BEIRUT (Reuters) - Lebanese media broadcast interviews with the U.S. ambassador on Sunday, ignoring a ruling by a judge who banned the diplomat from television for a year over remarks that criticised the powerful Shi’ite movement Hezbollah.
Hezbollah is the main political force behind the Lebanese government. Washington considers the heavily armed pro-Iran movement to be a terrorist group.
In an interview with Saudi-owned AlHadath television on Friday, U.S. ambassador Dorothy Shea said Hezbollah’s behaviour was preventing Lebanon from properly dealing with a deep economic crisis.
A Shi’ite judge in the southern city of Tyre ruled on Saturday that Shea’s comments had incited sectarian strife, and banned broadcasting interviews with her for a year. State-owned National News Agency (NAA) said media that violate the ban would be fined $200,000.
But the government has repudiated the court ruling, while criticising Shea over the remarks that had prompted it.
Information Minister Manal Abdel Samad tweeted that while she understood the judge’s concerns about diplomats meddling in Lebanon’s internal affairs “no one had the right to prevent the media from covering news, or to curb press freedoms”.
A Lebanese government official and a Western diplomatic source both said Shea had been summoned to the foreign ministry on Sunday. No further details were given.

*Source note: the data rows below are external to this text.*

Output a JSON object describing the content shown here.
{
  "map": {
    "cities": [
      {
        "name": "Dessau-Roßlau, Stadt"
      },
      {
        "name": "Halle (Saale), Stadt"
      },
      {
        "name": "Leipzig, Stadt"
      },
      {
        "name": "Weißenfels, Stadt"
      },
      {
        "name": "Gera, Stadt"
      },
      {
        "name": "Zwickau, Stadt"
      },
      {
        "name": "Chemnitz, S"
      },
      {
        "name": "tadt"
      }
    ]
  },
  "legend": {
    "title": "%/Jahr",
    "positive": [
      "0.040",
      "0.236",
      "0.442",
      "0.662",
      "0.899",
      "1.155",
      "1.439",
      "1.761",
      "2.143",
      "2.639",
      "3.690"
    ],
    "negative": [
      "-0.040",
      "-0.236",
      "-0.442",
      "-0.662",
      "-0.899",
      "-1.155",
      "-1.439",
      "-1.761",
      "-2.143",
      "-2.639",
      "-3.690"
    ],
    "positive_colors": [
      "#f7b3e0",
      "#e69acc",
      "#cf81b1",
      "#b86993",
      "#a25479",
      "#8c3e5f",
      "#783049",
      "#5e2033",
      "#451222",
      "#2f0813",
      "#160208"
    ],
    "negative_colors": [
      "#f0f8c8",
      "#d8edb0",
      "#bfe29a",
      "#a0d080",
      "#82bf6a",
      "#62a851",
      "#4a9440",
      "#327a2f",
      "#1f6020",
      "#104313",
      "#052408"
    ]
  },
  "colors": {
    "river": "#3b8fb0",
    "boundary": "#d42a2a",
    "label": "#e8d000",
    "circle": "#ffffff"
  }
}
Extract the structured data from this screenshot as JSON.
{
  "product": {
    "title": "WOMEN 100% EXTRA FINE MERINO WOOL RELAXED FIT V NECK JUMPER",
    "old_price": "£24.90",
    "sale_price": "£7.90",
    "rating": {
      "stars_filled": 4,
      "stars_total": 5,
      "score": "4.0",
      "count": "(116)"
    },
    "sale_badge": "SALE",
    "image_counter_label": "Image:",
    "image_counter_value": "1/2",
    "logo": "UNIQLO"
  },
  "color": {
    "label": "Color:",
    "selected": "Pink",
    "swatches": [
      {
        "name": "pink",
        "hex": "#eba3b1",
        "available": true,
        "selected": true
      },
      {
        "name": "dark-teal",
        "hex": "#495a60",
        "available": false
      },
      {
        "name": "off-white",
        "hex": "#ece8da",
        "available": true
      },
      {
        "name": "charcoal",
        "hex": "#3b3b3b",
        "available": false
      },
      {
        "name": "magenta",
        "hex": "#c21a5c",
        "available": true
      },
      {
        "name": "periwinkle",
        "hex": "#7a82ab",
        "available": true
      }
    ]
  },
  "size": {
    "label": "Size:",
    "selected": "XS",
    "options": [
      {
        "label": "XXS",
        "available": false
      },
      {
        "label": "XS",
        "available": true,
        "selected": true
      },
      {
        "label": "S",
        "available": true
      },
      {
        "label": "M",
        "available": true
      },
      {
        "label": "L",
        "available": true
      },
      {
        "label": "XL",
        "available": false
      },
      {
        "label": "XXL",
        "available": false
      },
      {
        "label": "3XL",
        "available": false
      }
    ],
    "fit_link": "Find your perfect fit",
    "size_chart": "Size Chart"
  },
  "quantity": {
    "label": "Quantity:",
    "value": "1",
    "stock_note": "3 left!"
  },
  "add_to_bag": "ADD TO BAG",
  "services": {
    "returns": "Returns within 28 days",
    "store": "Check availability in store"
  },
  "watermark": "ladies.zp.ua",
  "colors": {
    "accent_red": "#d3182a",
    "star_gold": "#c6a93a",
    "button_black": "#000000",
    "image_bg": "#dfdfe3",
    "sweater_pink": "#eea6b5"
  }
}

In one of several media appearances on Sunday, Shea told broadcaster MTV that a senior government official had assured her the court did not have the authority to order the ban, and that the government would take steps to reverse it.
She described the ruling as a “really pathetic” attempt to silence the media, and said the government should focus more on implementing economic reforms.
“I would suggest that we all try to put this chapter behind us,” she said.